I removed my gaze from Sackler and studied the muzzle of our visitor’s automatic. I estimated roughly it would take him all of four-fifths of a second to pump me full of lead. Conservatively, it would take me three seconds longer to open my desk drawer, grab my own gun and start shooting.
I moved my left hand slowly toward the inside breast pocket of my coat. To remove any possible misunderstanding, I announced clearly: “I am reaching for my wallet.”
I emptied the wallet on the desk. I tendered the sum of nine dollars to the stickup guy. I said, “That’s the roll,” folded my arms and let Sackler play out the rest of the hand.
Sackler looked at me like a child who has discovered that his mother’s morals are not what he supposed. He opened his mouth preparatory to casting bitter reflection on my physical courage, but before he could articulate the words, the thug spoke impatiently.
“All right, you. Hand over the dough. We ain’t got all day.”
Sackler took his wallet from his pocket with all the enthusiasm of a debutante picking up a rattlesnake. He put its contents on his desk. Rather to my disappointment the cash totaled only six dollars besides, of course, the Bellows check.
Our holdup man, maneuvering his gun, moved carefully across the room and picked it up. Sackler, a catch in his voice, said: “You don’t need that check. It’s made out to me. You can’t cash it.”
The scar-faced man sighed wearily as he picked up the check and the money.
“Why don’t you mind your own business,” he asked petulantly, “and leave me mind mine. Now, I’m going. You better stay here for at least five minutes because you don’t know how long I might wait in the hall ready to plug youse guys if you come out.”
He backed to the door and through it, slammed it and disappeared. Sackler fixed me with a halibut’s stare. “After him,” he said. “Go get him.”
“I shall not. He is a professional thug. It is more than possible he will stand outside for a few minutes ready to shoot if I come out.”
He looked at me as if he had nailed me red-handed with a jimmy at the poor-box. He brought up a sigh of resignation from his heels.
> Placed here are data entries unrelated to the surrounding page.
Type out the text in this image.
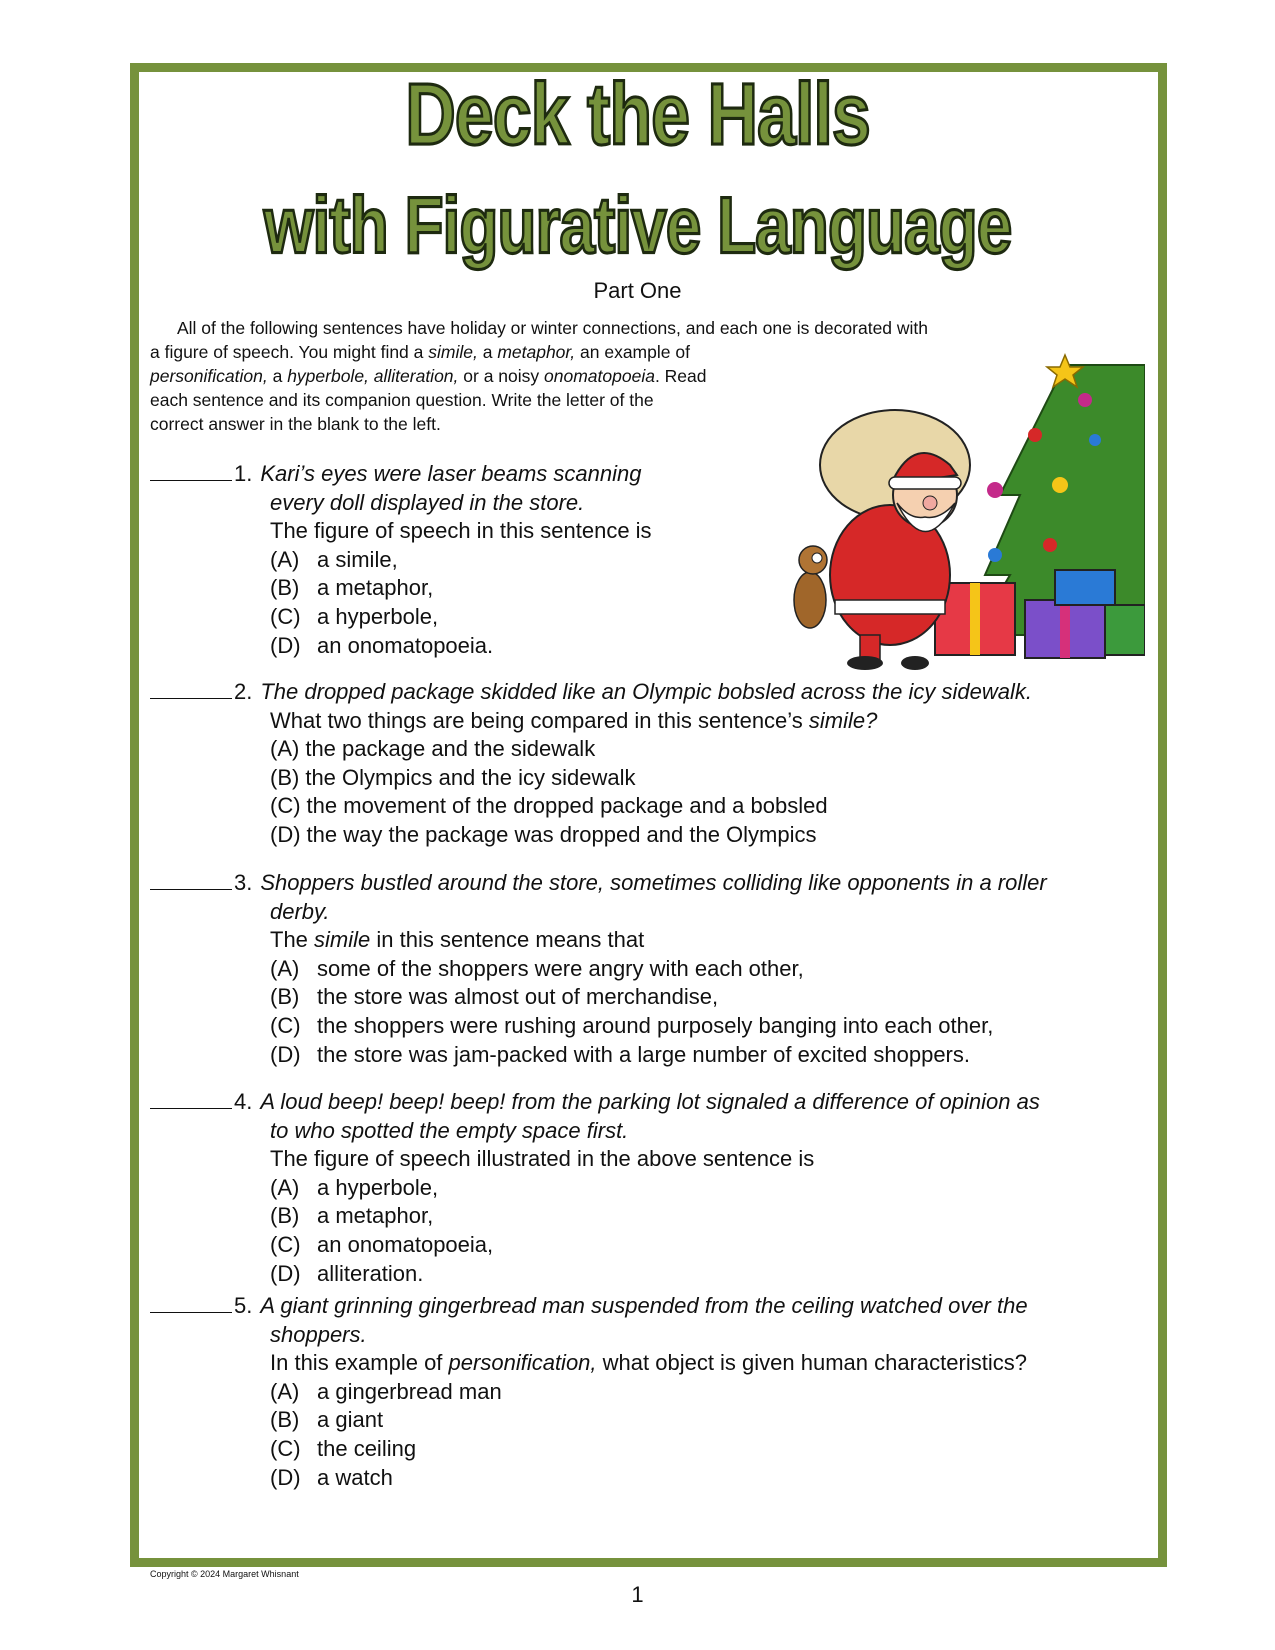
Deck the Halls
with Figurative Language
Part One
All of the following sentences have holiday or winter connections, and each one is decorated with
a figure of speech. You might find a simile, a metaphor, an example of
personification, a hyperbole, alliteration, or a noisy onomatopoeia. Read
each sentence and its companion question. Write the letter of the
correct answer in the blank to the left.
1. Kari’s eyes were laser beams scanning
every doll displayed in the store.
The figure of speech in this sentence is
(A) a simile,
(B) a metaphor,
(C) a hyperbole,
(D) an onomatopoeia.
2. The dropped package skidded like an Olympic bobsled across the icy sidewalk.
What two things are being compared in this sentence’s simile?
(A) the package and the sidewalk
(B) the Olympics and the icy sidewalk
(C) the movement of the dropped package and a bobsled
(D) the way the package was dropped and the Olympics
3. Shoppers bustled around the store, sometimes colliding like opponents in a roller
derby.
The simile in this sentence means that
(A) some of the shoppers were angry with each other,
(B) the store was almost out of merchandise,
(C) the shoppers were rushing around purposely banging into each other,
(D) the store was jam-packed with a large number of excited shoppers.
4. A loud beep! beep! beep! from the parking lot signaled a difference of opinion as
to who spotted the empty space first.
The figure of speech illustrated in the above sentence is
(A) a hyperbole,
(B) a metaphor,
(C) an onomatopoeia,
(D) alliteration.
5. A giant grinning gingerbread man suspended from the ceiling watched over the
shoppers.
In this example of personification, what object is given human characteristics?
(A) a gingerbread man
(B) a giant
(C) the ceiling
(D) a watch
Copyright © 2024 Margaret Whisnant
1
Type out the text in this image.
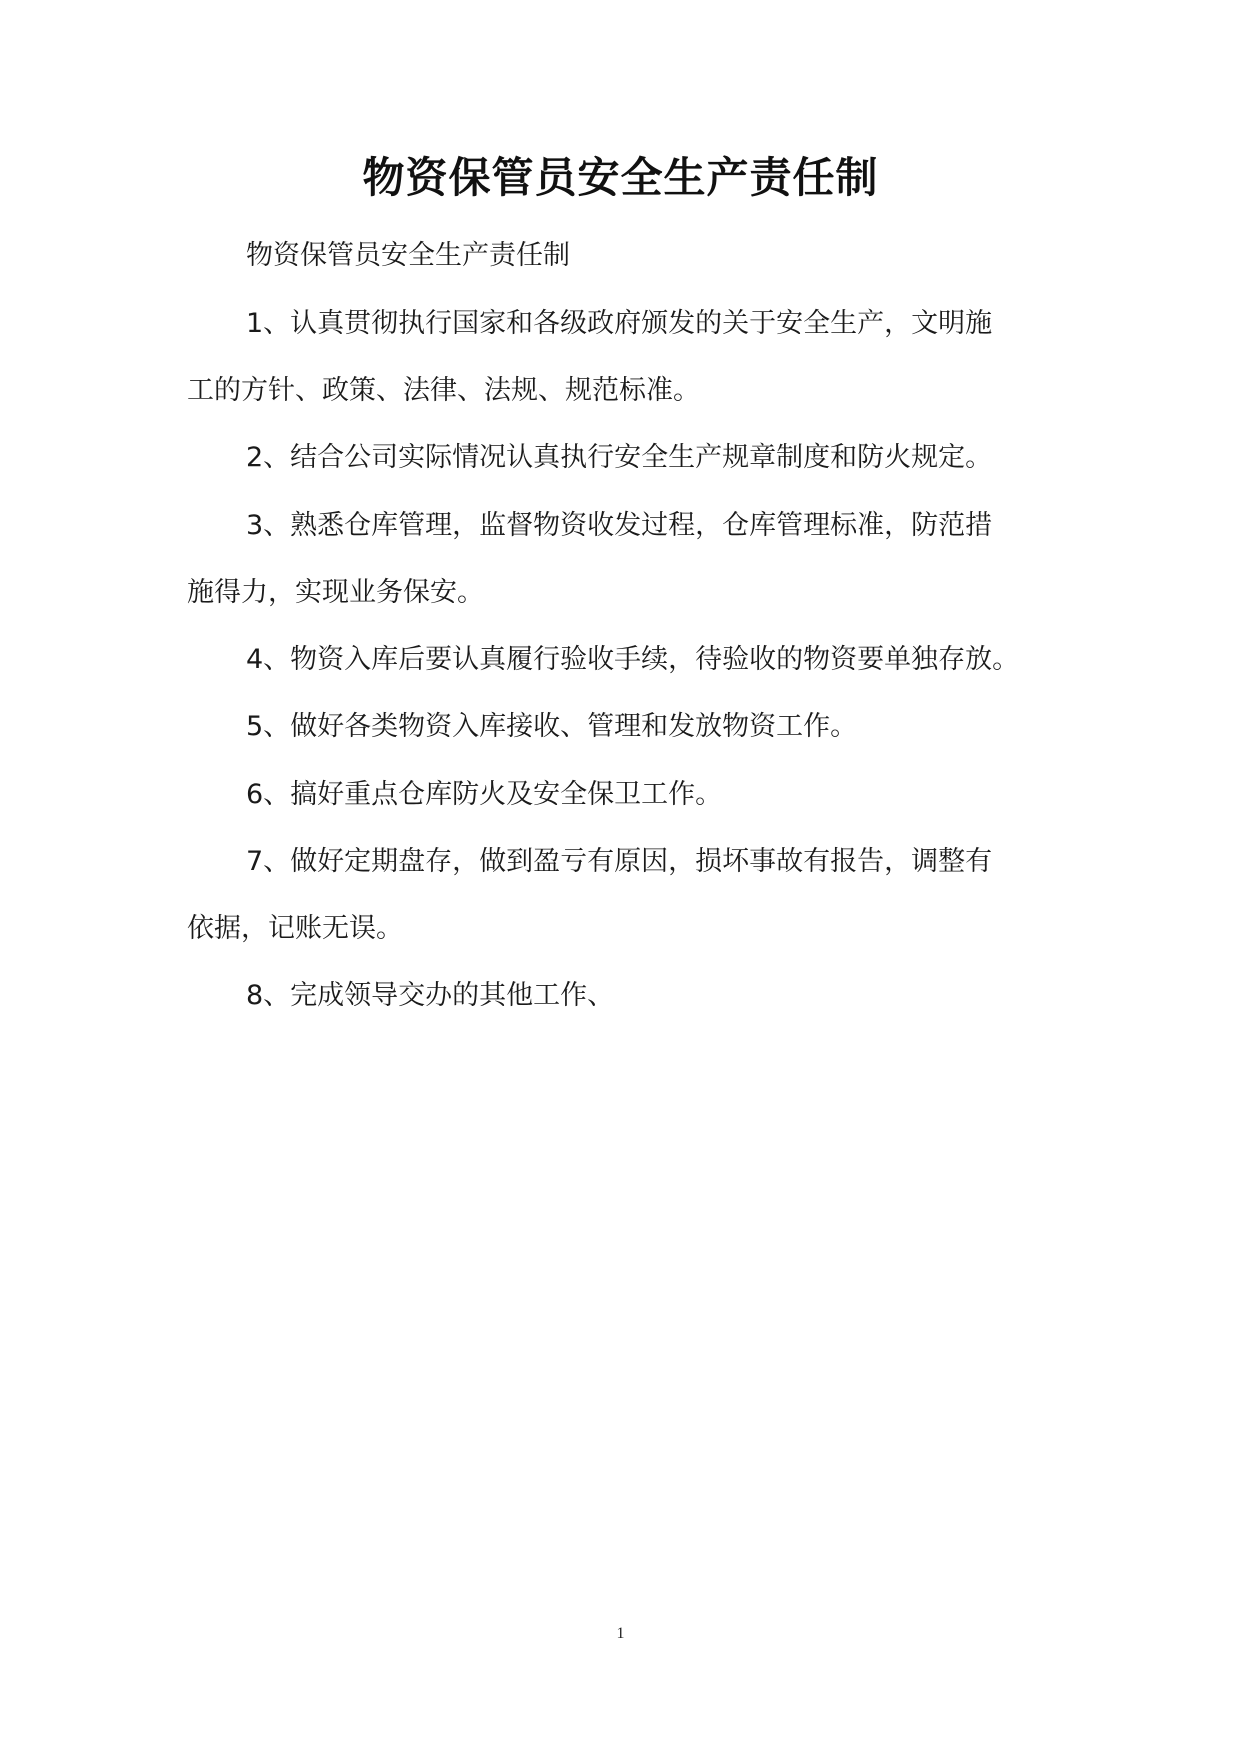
物资保管员安全生产责任制

物资保管员安全生产责任制

1、认真贯彻执行国家和各级政府颁发的关于安全生产，文明施

工的方针、政策、法律、法规、规范标准。

2、结合公司实际情况认真执行安全生产规章制度和防火规定。

3、熟悉仓库管理，监督物资收发过程，仓库管理标准，防范措

施得力，实现业务保安。

4、物资入库后要认真履行验收手续，待验收的物资要单独存放。

5、做好各类物资入库接收、管理和发放物资工作。

6、搞好重点仓库防火及安全保卫工作。

7、做好定期盘存，做到盈亏有原因，损坏事故有报告，调整有

依据，记账无误。

8、完成领导交办的其他工作、

1
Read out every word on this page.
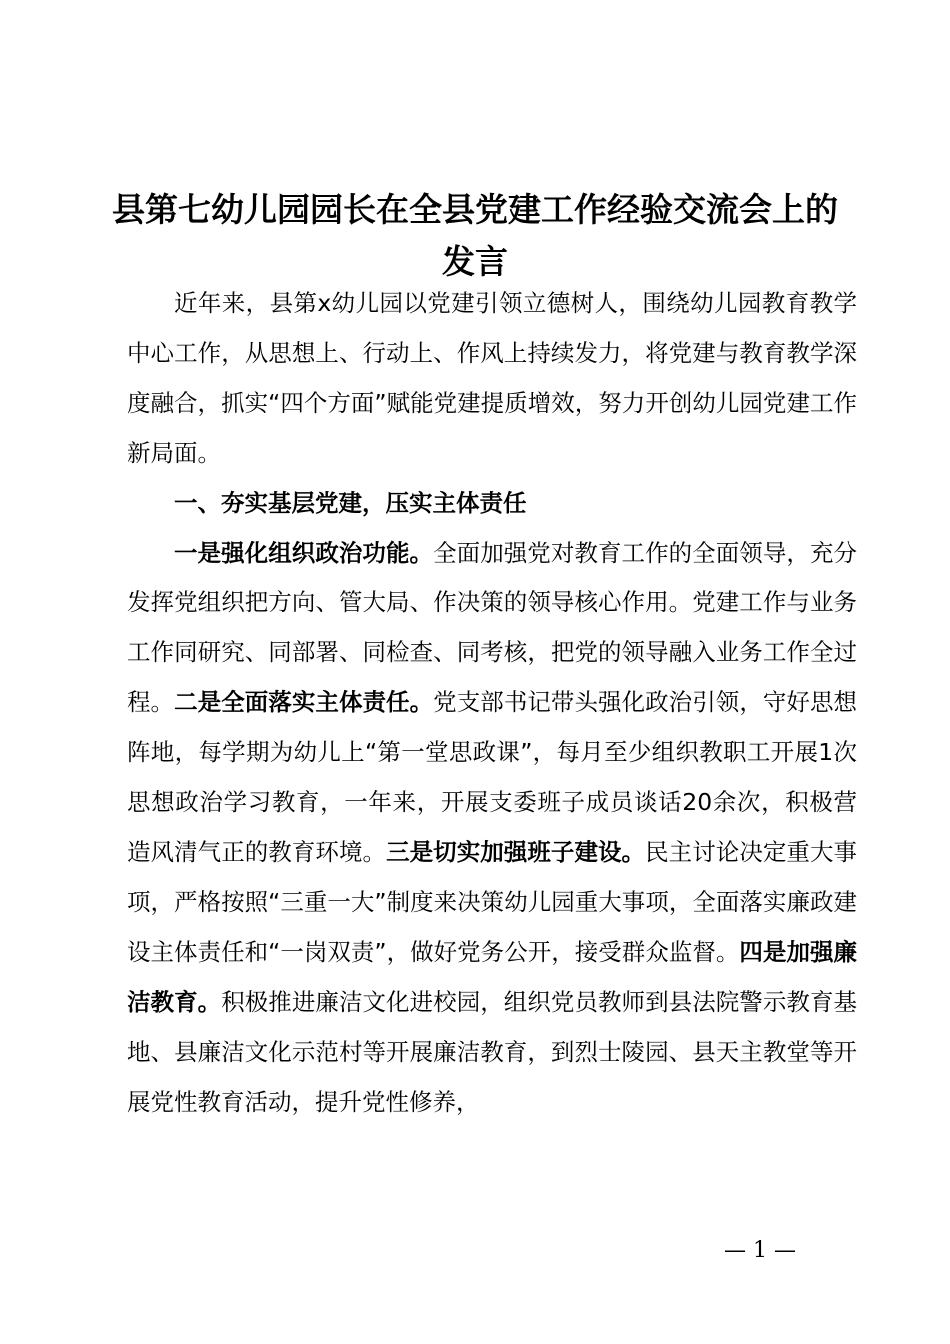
县第七幼儿园园长在全县党建工作经验交流会上的发言

近年来，县第x幼儿园以党建引领立德树人，围绕幼儿园教育教学中心工作，从思想上、行动上、作风上持续发力，将党建与教育教学深度融合，抓实“四个方面”赋能党建提质增效，努力开创幼儿园党建工作新局面。

一、夯实基层党建，压实主体责任

一是强化组织政治功能。全面加强党对教育工作的全面领导，充分发挥党组织把方向、管大局、作决策的领导核心作用。党建工作与业务工作同研究、同部署、同检查、同考核，把党的领导融入业务工作全过程。二是全面落实主体责任。党支部书记带头强化政治引领，守好思想阵地，每学期为幼儿上“第一堂思政课”，每月至少组织教职工开展1次思想政治学习教育，一年来，开展支委班子成员谈话20余次，积极营造风清气正的教育环境。三是切实加强班子建设。民主讨论决定重大事项，严格按照“三重一大”制度来决策幼儿园重大事项，全面落实廉政建设主体责任和“一岗双责”，做好党务公开，接受群众监督。四是加强廉洁教育。积极推进廉洁文化进校园，组织党员教师到县法院警示教育基地、县廉洁文化示范村等开展廉洁教育，到烈士陵园、县天主教堂等开展党性教育活动，提升党性修养，

— 1 —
“Joey,” he said heavily, as if more hurt than angry, “my opinion of your mentality has never been high. My estimate of your morals has been none too optimistic. However, I never believed that, with all your faults, you were yellow.”
“That,” I said, “we won’t argue. But you might revise your opinion of my mentality. Since that mug could have plugged us both while I was still going for my gun, you might grant that I’m not a complete moron.”
“You sat there,” he said accusingly, “while he rolled me for fifteen hundred and six dollars.”
“He rolled me for nine. He rolled you for six. You can have payment stopped on the check and get yourself another.”
“The money, Joey, is nothing. It is a matter—” He paused. Then as if reaching the conclusion he was wasting valuable time, he snapped: “Get that Grattan woman on the phone. Tell her we were robbed. Have her stop payment at once and mail us another check. Hurry, Joey.”